I understand how hard it is to create a session titled "Building a Great Intranet", but I can't say I think the presenters at the Microsoft SharePoint Conference 2009 took the right approach. Here are my thoughts:
I think intranets in organizations should be spelled Intranets. Notice the change? The capital "I"? I'm sitting in a session about building great Intranets, and I can't help but think that I'm stuck in some 1995 intranet design session. It's an example of how many folks still treat the "Intranet" as a sideline business system that should be "solving problems" like a hammer looking for nails. There was a slide that said (paraphrasing) "Ask the users what they want." Did the 500 people in the room not know that? If the Intranet were a body part, I'd describe this perspective as giving the business a "hand".

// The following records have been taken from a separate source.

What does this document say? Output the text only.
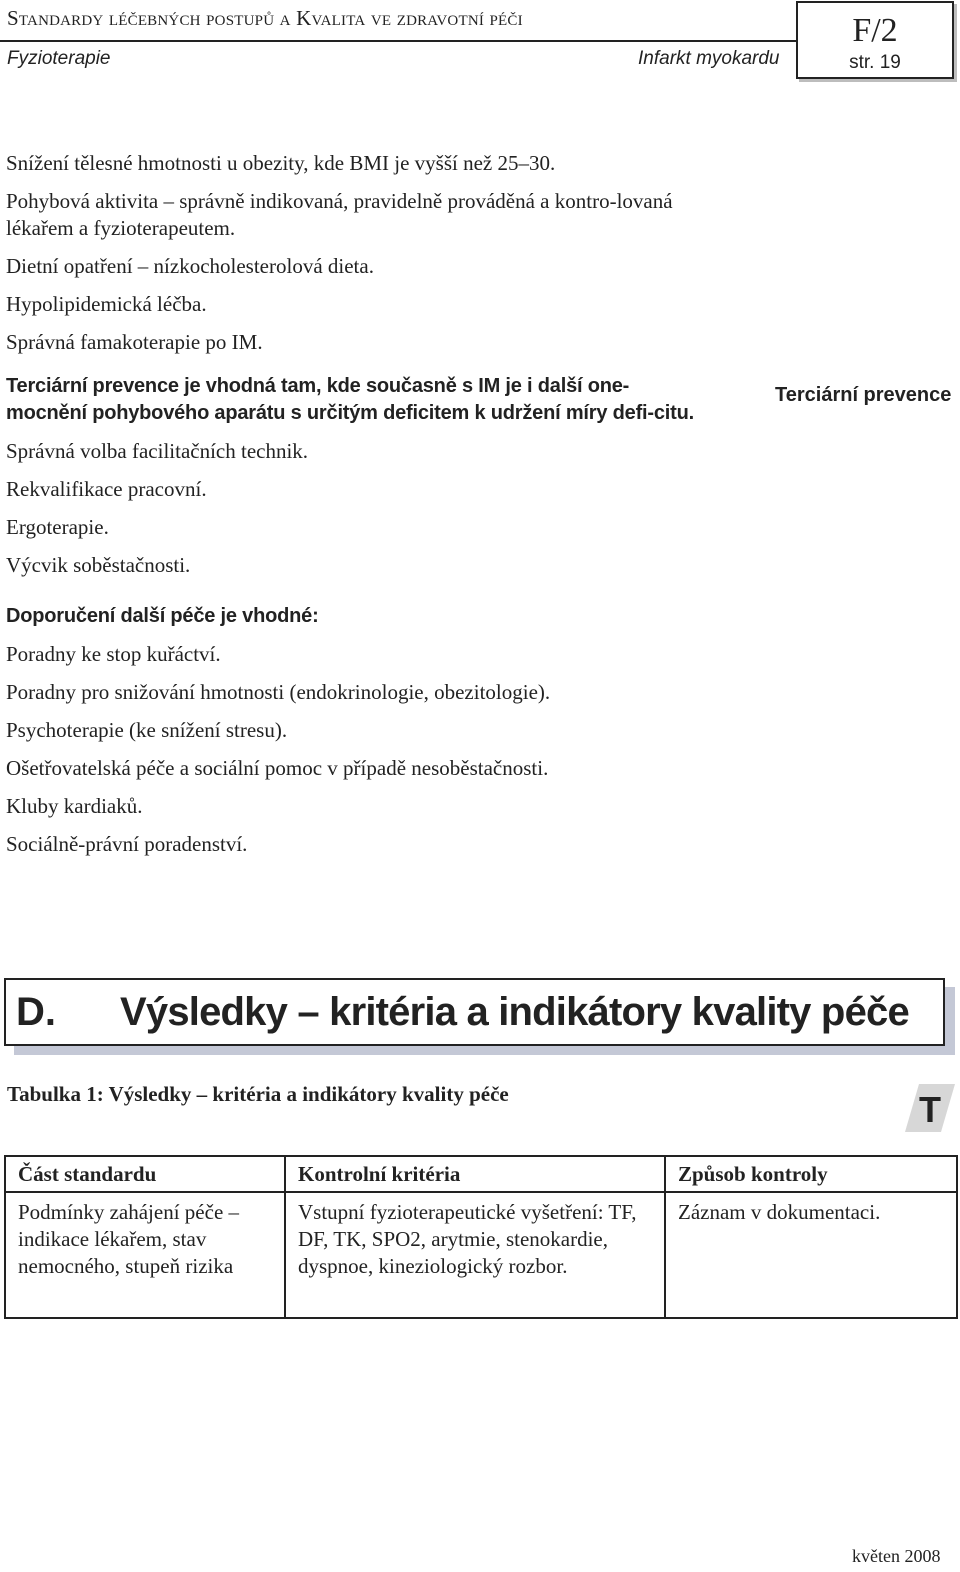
Standardy léčebných postupů a Kvalita ve zdravotní péči
Fyzioterapie	Infarkt myokardu
F/2
str. 19
Snížení tělesné hmotnosti u obezity, kde BMI je vyšší než 25–30.
Pohybová aktivita – správně indikovaná, pravidelně prováděná a kontro-lovaná lékařem a fyzioterapeutem.
Dietní opatření – nízkocholesterolová dieta.
Hypolipidemická léčba.
Správná famakoterapie po IM.
Terciární prevence je vhodná tam, kde současně s IM je i další one-mocnění pohybového aparátu s určitým deficitem k udržení míry defi-citu.
Správná volba facilitačních technik.
Rekvalifikace pracovní.
Ergoterapie.
Výcvik soběstačnosti.
Doporučení další péče je vhodné:
Poradny ke stop kuřáctví.
Poradny pro snižování hmotnosti (endokrinologie, obezitologie).
Psychoterapie (ke snížení stresu).
Ošetřovatelská péče a sociální pomoc v případě nesoběstačnosti.
Kluby kardiaků.
Sociálně-právní poradenství.
Terciární prevence
D. Výsledky – kritéria a indikátory kvality péče
Tabulka 1: Výsledky – kritéria a indikátory kvality péče	T
Část standardu	Kontrolní kritéria	Způsob kontroly
Podmínky zahájení péče – indikace lékařem, stav nemocného, stupeň rizika	Vstupní fyzioterapeutické vyšetření: TF, DF, TK, SPO2, arytmie, stenokardie, dyspnoe, kineziologický rozbor.	Záznam v dokumentaci.
květen 2008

Intranets are complex. No longer, top down knowledge dissemination systems, they now deliver a wide range of business value that "used" to be delivered by a plethora of other business systems. If your ERP system is the "backbone" of the company, your Intranet should be the legs. Those big support structures that hold up the rest of the body. A rock solid, great Intranet isn't about good navigation (but without good navigation you'd have a bad Intranet?). See, complex.
A great Intranet needs a heck of a lot more than the right Intranet governance structure and a 30 minute demo of how to create an information architecture. If you want to know how to create a great good IA, take a week long course and then practice for 5 years. Yeah, promote. Yeah, train. Those are givens. But how do you really get a good Intranet? Here's what we've learned at Habanero:
Learn how to talk Intranet business value. Learn the value of application consolidation. Discuss the value of organizational alignment. Chat about that aging workforce and new gen x worker you're trying to lure. What is your current infrastructure TCO? Find out. Think you can't quantify the value of those faddish 2.0 tools? You'd be surprised how much you can find if you dig enough about how companies are quantifying the value of those tools, or at least creating rock solid qualifying criteria. As your Intranet grows, and more and more solutions come "on board" to your Intranet, run them through a value to TCO process.
Inspiration and advocacy
Let's face it, an executive has a lot on his (her) mind, and spending money on that business-system-that-replaced-our-company-newsletter isn't likely the first thing on their mind. They need to be inspired to act. Better profits talks. So does greater sales. So if you didn't notice, your value creation exercises need to come before those executive briefings. But, there's more. What are your competitors (or industry relatives) doing? Get screen shots, stories and evidence. If you look hard enough, you'll find it. Your company doesn't think they need to add tools to lure the gen X worker? CHANGE that perspective. A good Intranet will require hard work and drive. If your executive team hasn't told you to research how you're going to deal with that aging workforce, TELL THEM. (Framing that conversation in a business value wrapper is pretty important).
Who "owns" your Intranet? The IT group? HR? Communication? I was once working with a client that was dealing with a HUGE issue within the organization around the findability of policy information. Folks would literally spend HOURS each week looking for the right information because it was poorly organized, improperly written and had no search. The problem was, the policy department was too busy updating policies to think about doing something about this issue. Business value? You bet. The business could save the company millions each year. The problem was IT didn't feel empowered to drive the solution because their job was to "listen" to the business, and the P&P department just wasn't talking. So here's the thing: Ownership means you've got the capability and capacity to drive the business in the right direction, and this means the organizational structure of your Intranet team, no matter who they are, may need to change.
When should you rollout blogs and wikis? How about Social networking? Consolidate that DM / RM system that no one uses? How about when you should integrate your Intranet with your extranet? So here's the thing. There IS no right answer. Many people think that there's some standard Intranet Capability Maturity Model that dictates your traditional publishing Intranet should come before your application, business process Intranet, which should come before your collaboration Intranet, which should come before your social Intranet (I saw that in a Gartner slide once). Not in my experience. Our customers have unique needs, and because technology is changing so quickly, it is no longer appropriate to think of adoption of these technologies as linear. Put the people search first? come on? go ahead? it may be what you NEED. A good roadmap will explore your business imperatives alongside your Intranet roadmap and will evolve. Let's leave the "Ask users what they want" stuff for people who build okay intranets.